There’s something about losing a pet that is debilitating. They just change the atmosphere of everything, don’t they? And now I find that in a life that revolved entirely around my dog, I’m still left doing all the things that you do when you have a dog around…pushing food to the centre of the countertop where he can’t reach it, making sure all my pens are in my drawer (because he loved to chew them!), opening food packages quietly so he didn’t nearly mow me over to get a whiff. All of these things feel like a group of habits I just can’t break.

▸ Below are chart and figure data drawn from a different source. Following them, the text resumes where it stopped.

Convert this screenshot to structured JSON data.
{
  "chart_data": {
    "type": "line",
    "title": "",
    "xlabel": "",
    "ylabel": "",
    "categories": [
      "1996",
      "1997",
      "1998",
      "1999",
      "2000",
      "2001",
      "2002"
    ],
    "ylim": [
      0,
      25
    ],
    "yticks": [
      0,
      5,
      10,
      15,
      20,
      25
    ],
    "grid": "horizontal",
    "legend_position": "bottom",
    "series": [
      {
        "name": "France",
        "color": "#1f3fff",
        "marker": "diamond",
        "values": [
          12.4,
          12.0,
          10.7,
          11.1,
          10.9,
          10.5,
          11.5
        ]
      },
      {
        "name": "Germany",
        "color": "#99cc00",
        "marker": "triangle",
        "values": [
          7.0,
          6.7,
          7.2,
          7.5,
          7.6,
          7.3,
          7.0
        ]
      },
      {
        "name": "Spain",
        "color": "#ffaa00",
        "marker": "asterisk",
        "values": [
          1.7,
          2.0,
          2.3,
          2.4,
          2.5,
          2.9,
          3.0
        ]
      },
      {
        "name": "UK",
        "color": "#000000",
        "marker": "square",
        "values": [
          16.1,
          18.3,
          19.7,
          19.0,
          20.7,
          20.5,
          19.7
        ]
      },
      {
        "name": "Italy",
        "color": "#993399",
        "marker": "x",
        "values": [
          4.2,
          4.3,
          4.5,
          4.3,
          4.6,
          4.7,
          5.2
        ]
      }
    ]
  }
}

I can’t stop looking at the spot on my floor where he died. I can’t clean up the slobber mark from where his tongue lolled out of his mouth once he passed. I can’t get the image out of my head of his whole body seizing, me screaming as I tried to carry him to the car to go to the vet and then falling with him in my arms, laying in my grass in the front yard, crying into his fur, knowing it would be the last time that I would hug him where he would be warm.
And I have so many questions. Why couldn’t I save him? Had he been sick for a while and I hadn’t noticed? Had he eaten something? Would he have been okay if I had stayed with him the night before? Was he craving my touch but I was too busy unpacking to be bothered? Did I cuddle him enough before he left me? Did he suffer? Did he know I was there? Did he know I loved him more than anything?
But then I think of the happy memories and I know that Duncan had the most happy of lives, even though it was far too short. Every night, I would check the weather. If it was going to be sunny, I would put his bed next to the window so he could lay in the sun (no one loves the heat more than Duncan). If it was going to rain or snow, I would put his bed next to the heat vent so he could be warm. I took him to dog parks. I walked him everyday. I made sure I never went out on weeknights since I had already been away all day working. Every weekend, I tried to take him on a walk somewhere different instead of our usual neighbourhood route. I continue to look at his nose-prints on the windows and car doors, and smile. Ha, even writing it all out and rereading it makes me realize I am indeed a Crazy Dog Lady. But there’s no other label I’d rather have.
There will come a day when I get a new puppy. I don’t know when that day is, but I know it will come. Because I have too much love to give to an animal who needs it and the house lack something without the wagging of a tail. Until then, I’ll continue to listen to the silence of my house and miss the joy that Duncan brought along with all his precious noise.
To the staff of the Princess Animal Hospital, your professionalism never broke and I know you worked hard to save him. I was touched by your tears and your shared sadness about the loveable creature I lost.
Duncan, I will think of you always. I will miss the shuffling of your feet, the goofiness of your “bully-runs”, and the sweetness of our cuddles. I will miss every part of you. You were never an inconvenience but always the brightest part of my day.
I’ll see you on the other side of the Rainbow Bridge.